Ése era mi mundo, que se ampliaba a través del metro

La cotidiana vida de barrio daba un salto en Quevedo. Bajando por Fuencarral, llena de cines y zapaterías, me sentía ya en el corazón de la gran ciudad. Olor a calamares fritos, a humo. Cuando salí de mi calle, seguí de cerca las transformaciones del barrio, la desaparición de los viejos y abarrotados quioscos y del tranvía, la nueva tienda del tinte rápido, asombrosamente siempre con gente haciendo cola. El bar de enfrente del portal, La Villa del Narcea, inevitable lugar de mis primeras citas, mil veces renovado. El restaurante La Playa, sin embargo, eterno, con los camareros de siempre, los manteles blancos de siempre, los clientes de siempre. Unos pasos más allá, la clásica cervecería La Nueva, que también ha sobrevivido. Ése era mi mundo, que se ampliaba a través del metro. Las paradas de Quevedo y de San Bernardo, las escaleras que bajo llena de esperanzas, que subo, de vuelta a casa, con cierta nostalgia dejada en el aire.

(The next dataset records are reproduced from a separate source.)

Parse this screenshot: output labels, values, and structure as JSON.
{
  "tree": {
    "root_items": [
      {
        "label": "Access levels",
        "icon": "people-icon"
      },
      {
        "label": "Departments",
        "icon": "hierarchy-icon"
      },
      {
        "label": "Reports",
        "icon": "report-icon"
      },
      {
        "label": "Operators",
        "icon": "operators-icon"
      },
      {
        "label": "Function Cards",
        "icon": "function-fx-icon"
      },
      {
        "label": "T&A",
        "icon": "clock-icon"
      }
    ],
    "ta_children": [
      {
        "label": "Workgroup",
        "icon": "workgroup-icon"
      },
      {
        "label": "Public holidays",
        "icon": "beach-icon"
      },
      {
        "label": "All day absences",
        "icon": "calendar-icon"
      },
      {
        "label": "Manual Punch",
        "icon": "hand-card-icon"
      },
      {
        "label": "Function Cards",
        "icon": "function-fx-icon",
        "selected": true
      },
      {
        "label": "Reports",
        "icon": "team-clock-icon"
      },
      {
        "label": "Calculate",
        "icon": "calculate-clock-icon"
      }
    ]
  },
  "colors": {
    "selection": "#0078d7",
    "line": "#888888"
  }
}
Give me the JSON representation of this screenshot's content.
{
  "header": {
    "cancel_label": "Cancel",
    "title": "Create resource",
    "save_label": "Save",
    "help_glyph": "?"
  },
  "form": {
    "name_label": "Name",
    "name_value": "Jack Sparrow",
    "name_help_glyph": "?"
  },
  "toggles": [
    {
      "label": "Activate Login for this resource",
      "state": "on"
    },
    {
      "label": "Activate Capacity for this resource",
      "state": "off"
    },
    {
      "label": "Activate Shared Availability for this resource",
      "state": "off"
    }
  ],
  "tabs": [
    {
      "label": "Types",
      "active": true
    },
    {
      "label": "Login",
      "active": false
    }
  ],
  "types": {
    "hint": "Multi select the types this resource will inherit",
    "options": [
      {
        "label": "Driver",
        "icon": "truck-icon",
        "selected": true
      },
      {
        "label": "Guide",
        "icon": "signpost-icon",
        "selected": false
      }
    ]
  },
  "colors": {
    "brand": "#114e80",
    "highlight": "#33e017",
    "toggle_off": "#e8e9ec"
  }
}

En los años universitarios, estudiaba en la terraza, donde a veces corría algo de brisa. Veía el atardecer a lo lejos, al final de la calle, donde acababa Madrid, más allá de Moncloa. El cielo rosado del verano quedaba enmarcado por las azoteas y los tejados cuajados de antenas. El cielo de Madrid: el refugio del romanticismo que, abajo, en la calle, corría el riesgo de perderse.